3.3 iOA hydrogels support cell survival in vitro and interact with inflammation in vivo
Prior to in vivo injection, iOA nerve solution was examined to support cell attachment and survival in vitro. Because Schwann cells are native to peripheral nerve, this cell type was used as a “best case” model for examining cell survival. Rat Schwann cells were plated on 2D glass coverslips coated either with PDL or iOA, and cell attachment and survival was assessed after 3 days in culture. A live/dead assay revealed no significant difference in cell survival on the two substrates, with over 95% survival on both coatings (Figure 3A). Additionally, cell attachment was the same for the control and nerve substrates at 750 ± 31 and 775 ± 25 cells/frame, respectively (Figure 3B).
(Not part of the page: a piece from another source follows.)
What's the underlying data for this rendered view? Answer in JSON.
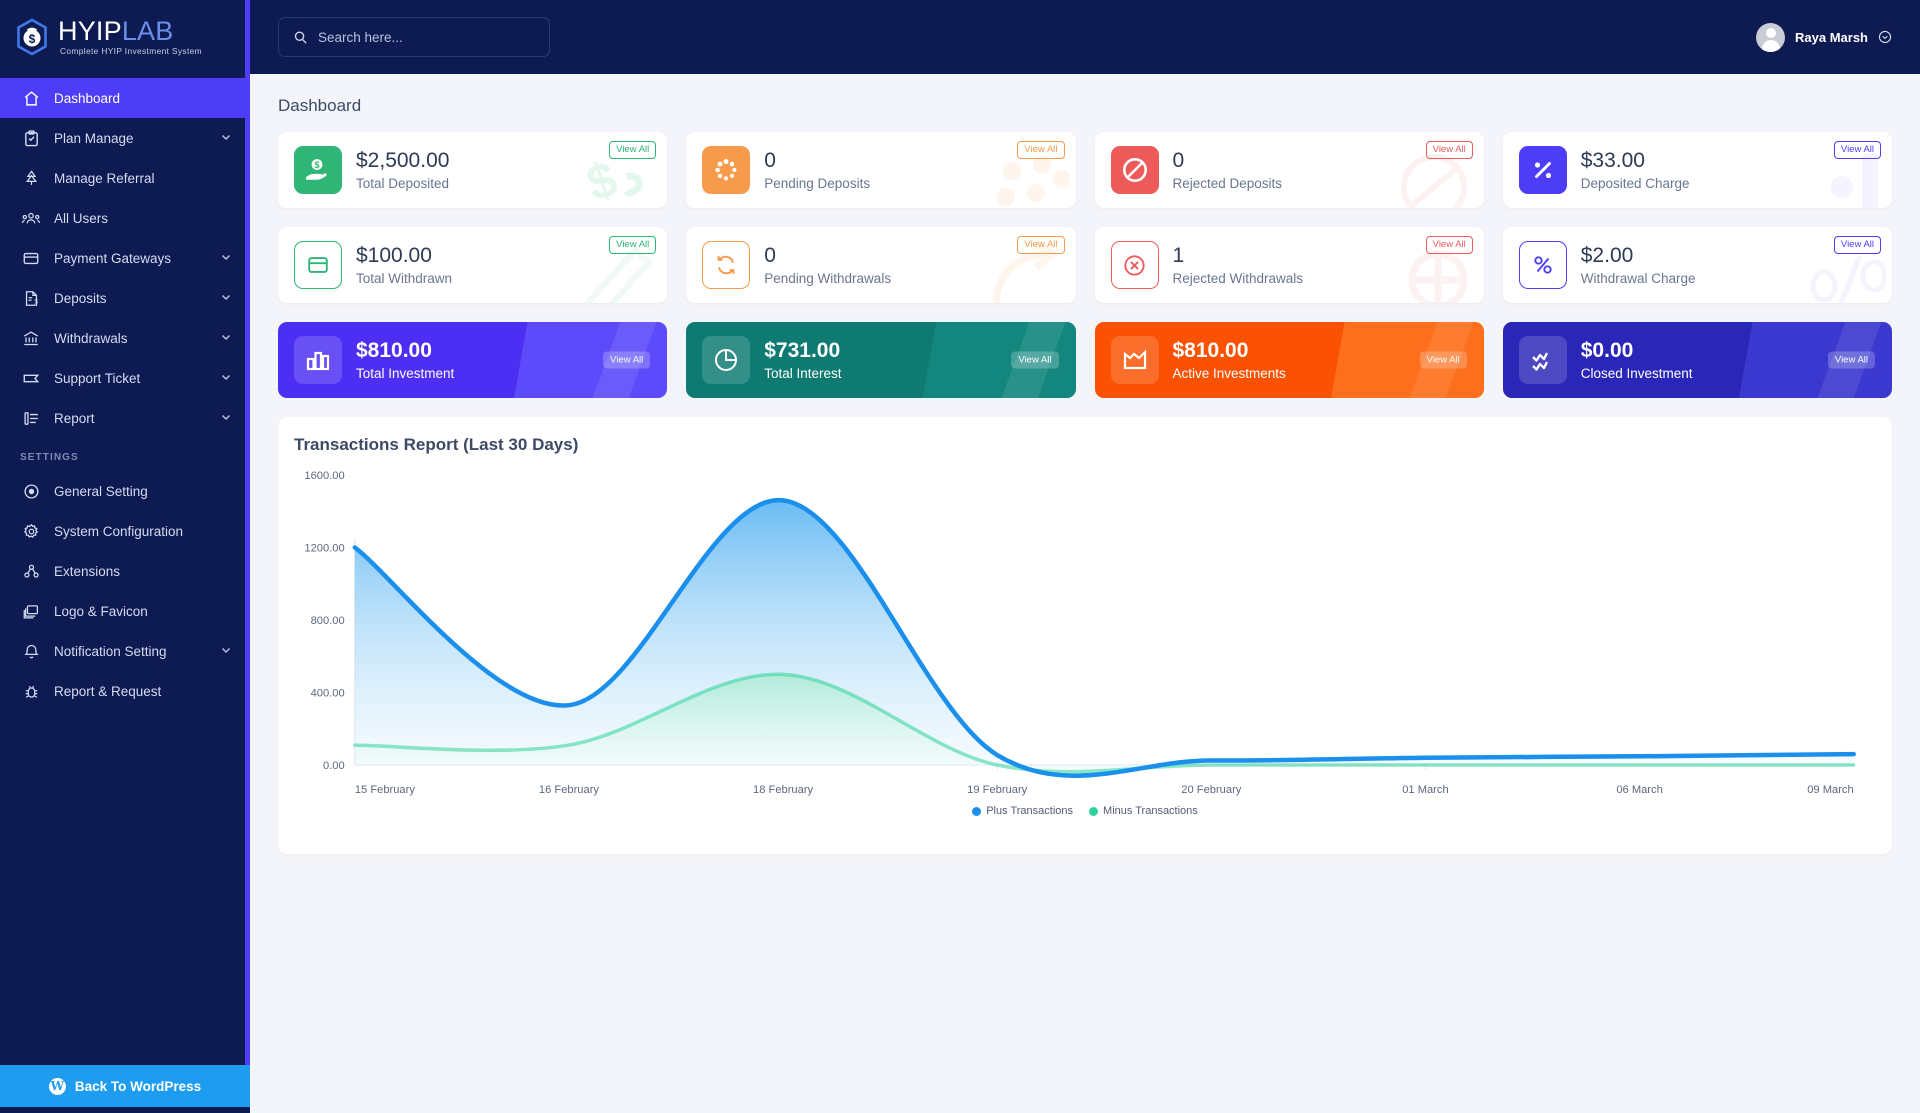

We also explored the immune-modifying potential of iOA by injecting one week after injury and evaluating macrophage phenotypes after an additional week. Immunofluorescence staining for the pan-macrophage marker CD68 revealed an extensive macrophage/microglia presence inside the lesion and occasionally on the uninjured side (not shown). A portion of these cells could be identified as M1 cells by CCR7 staining (Figure 4A and B) while others were found to express markers of M2 cells such as CD206 (Figure 4C and D). Using digital image analysis, it was found that the number of CCR7+ macrophages was relatively unchanged by treatment, but the number of CD206+ macrophages dramatically increased following iOA injection. This effect significantly shifted the ratio of M1 to M2 macrophages from 1.88 ± 0.406 for PBS controls to 0.635 ± 0.085 for iOA (Figure 4I; p<0.05). No immediate effect was found on astrocytic scarring or neuronal sparing (Supplemental Figure 1).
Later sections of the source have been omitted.